Reinforcement Learning
Define a reward function and train an RL policy in-sim to convergence (smoothed reward >= 6.0) with a greedy rollout that reaches the goal safely and efficiently.
Try this first — before any explanation.
Same rover, new course C2 (open arena, one goal pad, one hazard). There are no labels and no expert — you're handed a training loop already wired up. It calls one function you must write: reward(obs, action, next_obs). Make the rover reliably reach the goal by writing only the reward. The trap: the obvious sparse reward (+1 at goal, 0 otherwise) leaves the curve flat near zero — the policy almost never stumbles onto the goal by chance. Reward design, not the algorithm, is the lever.
Write the reward function (progress + safety + time) so the provided RL loop converges.
Reinforcement Learning
Write the reward function (progress + safety + time) so the provided RL loop converges.
The idea, built visually.
Last lesson you gave the rover answers — labeled examples. But what if all you can give it is a score, higher is better, and let it figure out the rest? Think of the reward as a landscape and learning as climbing it. A reward that's flat everywhere except one pinprick at the goal? The policy is blind — it wanders, never feeling which way is up.
Shape the landscape so getting closer already pays a little, and now there's a slope to climb. Episode by episode the policy nudges toward actions that scored well; watch the smoothed reward rise and cross the line — that's convergence.

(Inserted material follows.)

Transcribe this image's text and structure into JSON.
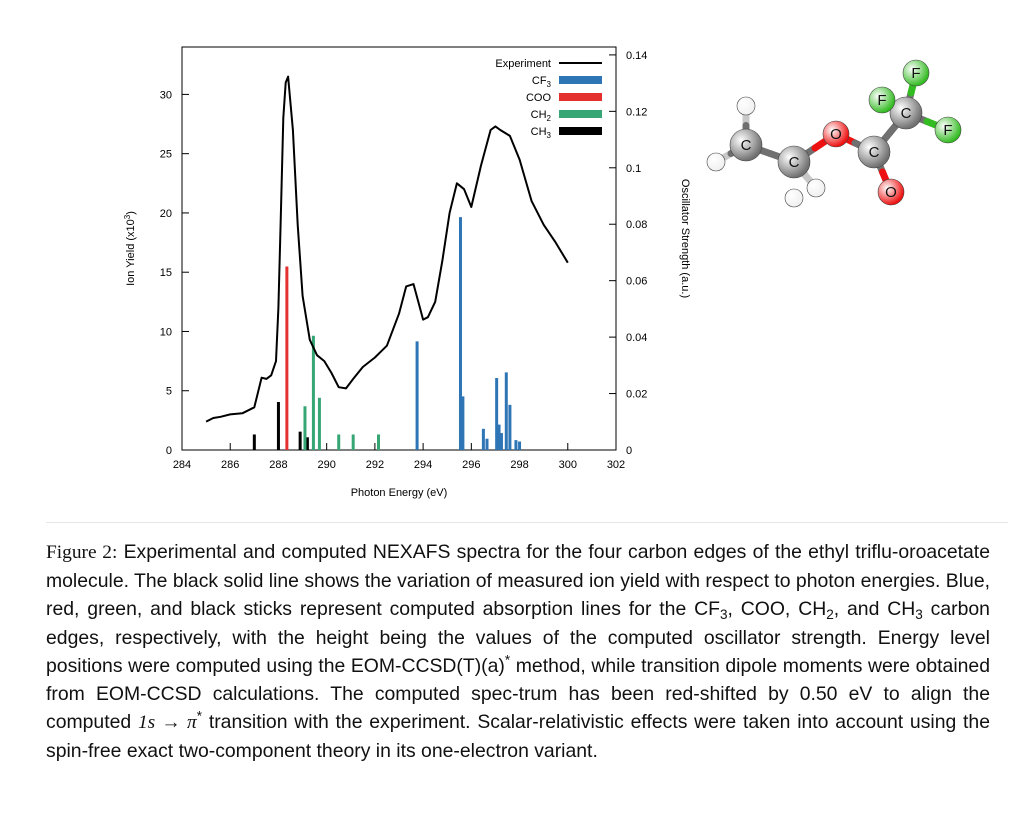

We never told it the path; we shaped the incentive, and the path fell out.
▣ Stage animation: The arena lifts into a 3-D reward surface: with sparse reward a flat plain with one lonely spike, the policy ball wandering; it morphs to a gentle slope toward the goal and the ball rolls uphill; a split shows the reward curve crossing a dashed convergence threshold while the rover's C2 path straightens episode by episode.

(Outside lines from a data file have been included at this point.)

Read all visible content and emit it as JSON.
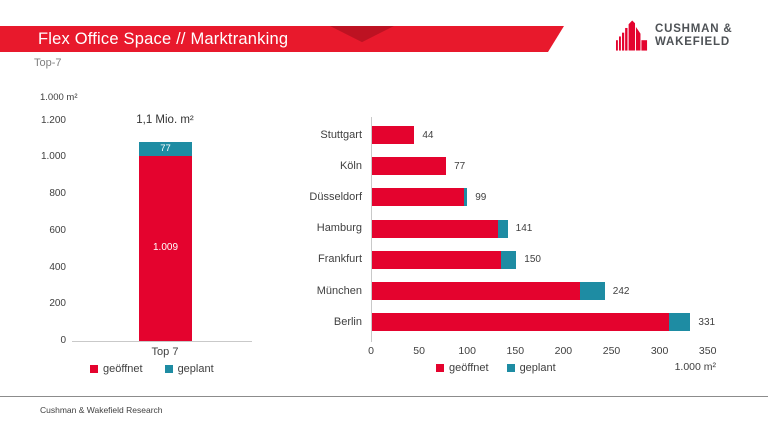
{
  "header": {
    "title": "Flex Office Space // Marktranking",
    "subtitle": "Top-7",
    "logo": {
      "line1": "CUSHMAN &",
      "line2": "WAKEFIELD"
    }
  },
  "footer": {
    "text": "Cushman & Wakefield Research"
  },
  "colors": {
    "banner_red": "#e8192c",
    "bar_red": "#e4032e",
    "bar_teal": "#1e8ca3",
    "axis_text": "#404040",
    "muted_text": "#7f7f7f",
    "logo_gray": "#4e5256",
    "axis_line": "#c9c9c9"
  },
  "chart_data": [
    {
      "type": "bar",
      "orientation": "vertical",
      "stacked": true,
      "annotation": "1,1 Mio. m²",
      "axis_unit": "1.000 m²",
      "categories": [
        "Top 7"
      ],
      "series": [
        {
          "name": "geöffnet",
          "color": "#e4032e",
          "values": [
            1009
          ],
          "data_labels": [
            "1.009"
          ]
        },
        {
          "name": "geplant",
          "color": "#1e8ca3",
          "values": [
            77
          ],
          "data_labels": [
            "77"
          ]
        }
      ],
      "ylim": [
        0,
        1200
      ],
      "yticks": [
        {
          "v": 1200,
          "label": "1.200"
        },
        {
          "v": 1000,
          "label": "1.000"
        },
        {
          "v": 800,
          "label": "800"
        },
        {
          "v": 600,
          "label": "600"
        },
        {
          "v": 400,
          "label": "400"
        },
        {
          "v": 200,
          "label": "200"
        },
        {
          "v": 0,
          "label": "0"
        }
      ],
      "legend": [
        "geöffnet",
        "geplant"
      ],
      "legend_position": "bottom",
      "grid": false
    },
    {
      "type": "bar",
      "orientation": "horizontal",
      "stacked": true,
      "categories": [
        "Stuttgart",
        "Köln",
        "Düsseldorf",
        "Hamburg",
        "Frankfurt",
        "München",
        "Berlin"
      ],
      "series": [
        {
          "name": "geöffnet",
          "color": "#e4032e",
          "values": [
            44,
            77,
            96,
            131,
            134,
            216,
            309
          ]
        },
        {
          "name": "geplant",
          "color": "#1e8ca3",
          "values": [
            0,
            0,
            3,
            10,
            16,
            26,
            22
          ]
        }
      ],
      "totals": [
        44,
        77,
        99,
        141,
        150,
        242,
        331
      ],
      "xlim": [
        0,
        350
      ],
      "xticks": [
        0,
        50,
        100,
        150,
        200,
        250,
        300,
        350
      ],
      "xlabel": "1.000 m²",
      "legend": [
        "geöffnet",
        "geplant"
      ],
      "legend_position": "bottom",
      "grid": false
    }
  ]
}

Build it up, step by step.
Step 1 (worked): run the harness with the sparse reward and plot the flat curve. Step 2 (worked): the provided potential-based progress term (2.0 * (goal_dist shrink)) plus terminal bonus. Step 3 (faded): add the hazard penalty (must exceed corner-cut progress) and a small per-step time penalty. Step 4 (independent): train to convergence and evaluate the greedy rollout.
How the Bench grades your run.
PASS WHEN Smoothed final reward >= 6.0 and non-decreasing over the last 100 episodes, greedy rollout reaches the goal with no hazard entry in <= 220 steps, and re-converges at seed 441.
- FAIL: final reward low and curve flat — reward is sparse; add a dense per-step term for closing goal_dist (potential-based shaping).
- FAIL: converged but collided in hazard — hazard penalty < corner-cut progress; raise the penalty above the progress gained by clipping the zone.
- FAIL: reward high but reached=False — shaping rewards moving not arriving; keep the terminal bonus and confirm progress = next_obs minus obs.
Bring back what you've already mastered.
- From 3.1: what does RL have that supervised classification did not, that let it learn with no labels? (A reward signal / trial-and-error.)
- From 2.2/2.3: which is easier to guarantee never enters the hazard, the FSM rule or the learned policy, and why? (Rules give guarantees; learned policies give statistics.)
- From 2.1: re-train with heading_err removed from the observation — what happens to convergence and why? (The policy can only learn from what's in its state.)
What you must demonstrate to advance.
Reward drives the RL loop to smoothed reward >= 6.0 non-decreasing over last 100 episodes, greedy rollout reaches goal with no hazard entry in <= 220 steps, re-converges at seed 441 (L3: design a reward for a safe, efficient policy and repair a degenerate curve).
How this feeds your build.
Feeds the capstone (5.1) as the learned navigation component integrated beneath the FSM; in 5.2 its inference loop is a candidate to push to the metal if profiling flags it.